Matança de sódio.

Escrevo de novo. Preenchi, nas últimas semanas, cadernos de desenho com os sobrenomes de Cícero, com teorias de plantações e emblemas agrícolas - eu poderia plantá-lo. Eu confio em sonhos. Os vivo e durmo - enlouquecendo; a terra comendo os pés merece a pior gorjeta. Na verdade, eu fumo na praça das igrejas todas as tardes. E também lá mergulho; não com a cabeça - mas molho as orelhas. De algum lugar devem nascer os sons limpos, de gotas, de fossas - ainda que as inveje. Sim, isso começou em uma clínica; eu adorava fingir um tipo de comunhão; levei todos os meus livros - os que consegui enfiar sob a blusa de frio - e me achei nessa (suposta) posição heróica. Aí, eu só pensava em escrever, enquanto mantinha cartas na cabeça; cartas que são narradas nas moelas do vento. Eu ficava bem, enquanto concentrava as forças nos jardins e pensava em fóruns. Um tablóide policial de meras façanhas - o meu tempo era vago; as fontes permaneciam atrás da capela. É, existia uma capela. Não que isso interesse, porque eu nunca a abracei ou tomei por voto os meus intintos necessários pra ser salva.

Minha psiquiatra gosta de me ouvir falar sobre salvação - diz que eu falo bonito, que eu trago uma fé imaginária e que eu nunca poderei parar de fumar. "O que lhe resta é a asma e o senso de desgraça"; o "restante". Escrevo de novo, pra que não reste, pois eu sei que nunca deixarei de fumar e a fé não me invade da mesma forma com que os evangélicos são dominados por demônios - não são? Eu poderia ter sido assim - não sou? Ela, a psiquiatra, também diz que eu deveria tomar conta das minhas doses. Fala como se elas fossem minhas filhas. Filhas pequenas, "filhas-de-palma-da-mão", "filhas-de-solidão", "filhas em 1/2 dose" - pra não me perder no escuro. Eu as deixaria chorar. São elas que me calam quando eu choro; filhos jamais calam os pais. Nunca fui mãe, afinal.

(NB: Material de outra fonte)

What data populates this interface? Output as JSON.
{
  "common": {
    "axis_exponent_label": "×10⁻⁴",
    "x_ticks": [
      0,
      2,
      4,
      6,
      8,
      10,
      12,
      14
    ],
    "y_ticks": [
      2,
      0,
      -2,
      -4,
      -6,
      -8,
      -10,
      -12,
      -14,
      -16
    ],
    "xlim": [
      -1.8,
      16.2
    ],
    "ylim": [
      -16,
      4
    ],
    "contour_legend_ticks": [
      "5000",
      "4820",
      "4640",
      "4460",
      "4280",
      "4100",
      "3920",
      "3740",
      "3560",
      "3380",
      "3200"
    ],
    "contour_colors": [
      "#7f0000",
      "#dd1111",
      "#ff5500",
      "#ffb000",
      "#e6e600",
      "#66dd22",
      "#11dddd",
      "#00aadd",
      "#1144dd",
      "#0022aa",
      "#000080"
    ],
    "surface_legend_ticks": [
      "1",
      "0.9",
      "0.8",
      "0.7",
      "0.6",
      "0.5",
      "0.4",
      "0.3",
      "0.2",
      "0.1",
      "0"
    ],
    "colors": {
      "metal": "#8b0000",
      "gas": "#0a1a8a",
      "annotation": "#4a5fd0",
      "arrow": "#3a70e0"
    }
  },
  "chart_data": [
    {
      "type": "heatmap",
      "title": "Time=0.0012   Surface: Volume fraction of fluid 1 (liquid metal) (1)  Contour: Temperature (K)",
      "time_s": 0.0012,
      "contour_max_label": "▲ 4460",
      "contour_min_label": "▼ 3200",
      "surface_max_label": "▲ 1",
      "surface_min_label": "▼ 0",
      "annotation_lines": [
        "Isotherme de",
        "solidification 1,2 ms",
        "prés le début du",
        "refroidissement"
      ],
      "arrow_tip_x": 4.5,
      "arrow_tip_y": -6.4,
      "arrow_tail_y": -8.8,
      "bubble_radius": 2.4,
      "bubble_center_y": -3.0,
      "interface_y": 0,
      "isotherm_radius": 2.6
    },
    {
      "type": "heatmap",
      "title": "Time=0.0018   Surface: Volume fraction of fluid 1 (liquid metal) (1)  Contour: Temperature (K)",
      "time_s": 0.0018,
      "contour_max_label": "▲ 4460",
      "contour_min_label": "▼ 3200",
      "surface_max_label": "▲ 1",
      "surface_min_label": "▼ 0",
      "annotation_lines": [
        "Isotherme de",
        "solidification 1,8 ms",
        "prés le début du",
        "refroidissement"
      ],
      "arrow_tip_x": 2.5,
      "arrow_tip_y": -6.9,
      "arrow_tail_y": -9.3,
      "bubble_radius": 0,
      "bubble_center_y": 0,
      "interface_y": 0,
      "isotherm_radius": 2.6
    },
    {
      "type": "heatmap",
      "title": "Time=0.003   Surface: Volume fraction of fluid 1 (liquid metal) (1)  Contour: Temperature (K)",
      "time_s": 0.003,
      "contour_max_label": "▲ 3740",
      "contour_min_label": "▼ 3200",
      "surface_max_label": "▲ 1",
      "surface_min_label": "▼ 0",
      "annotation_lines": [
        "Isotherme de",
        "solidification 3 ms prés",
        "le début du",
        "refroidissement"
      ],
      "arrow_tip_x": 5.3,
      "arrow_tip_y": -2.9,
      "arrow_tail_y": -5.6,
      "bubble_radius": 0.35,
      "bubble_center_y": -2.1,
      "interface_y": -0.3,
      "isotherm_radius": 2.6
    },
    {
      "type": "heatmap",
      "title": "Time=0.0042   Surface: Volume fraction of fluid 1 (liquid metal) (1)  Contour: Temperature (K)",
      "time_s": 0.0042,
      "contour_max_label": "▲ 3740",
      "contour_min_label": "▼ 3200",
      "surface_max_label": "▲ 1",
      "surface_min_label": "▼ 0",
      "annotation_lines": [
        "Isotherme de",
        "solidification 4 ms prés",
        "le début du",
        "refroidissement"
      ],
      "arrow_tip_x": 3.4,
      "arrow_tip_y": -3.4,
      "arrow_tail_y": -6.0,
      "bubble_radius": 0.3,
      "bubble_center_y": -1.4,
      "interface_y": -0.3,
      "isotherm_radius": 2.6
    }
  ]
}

Hoje, são dez noites após a minha última contagem - meus pensamentos não estabelecem números; minha concordância é péssima nesses sentidos. "Minhas últimas contagens" - há quem não entenda que as coisas possam ser separadas: ditas em sequência e pensadas. Analfabetismo proposital, talvez. Palavras de "muitos" falando sobre o singular, trituram e quase não sangram. É um estilo interessante. Todos cospem caramujos no chão. É um divertimento. É uma pescaria em um navio; estou em pé sobre minhas próprias costas, avistando as rochas que ameaçam esmagar a minha cabeça como um Titanic perdido na calvície do desespero. Surfo em meu próprio corpo, tenho uma visão panorâmica e pesco a saliva alheia como se fossem caramujos. Os únicos que podem esconder-me num disfarce. Nada é vivo o bastante que não esconda a morte. Uma pele, uma cauda, um certo tipo de paz, um vespeiro... Nada tão viscoso permanece à mercê de gargantas salinas. Eles derretem, os caramujos. Um mínimo detalhe. E no límpido, no maior degrau de visão, eu salivo como se fosse o mar. A enganação é conter-se no pensamento daquela internação. O sofrido e gordo Diabo - e também o mais presente e gentil (qualquer coisa)...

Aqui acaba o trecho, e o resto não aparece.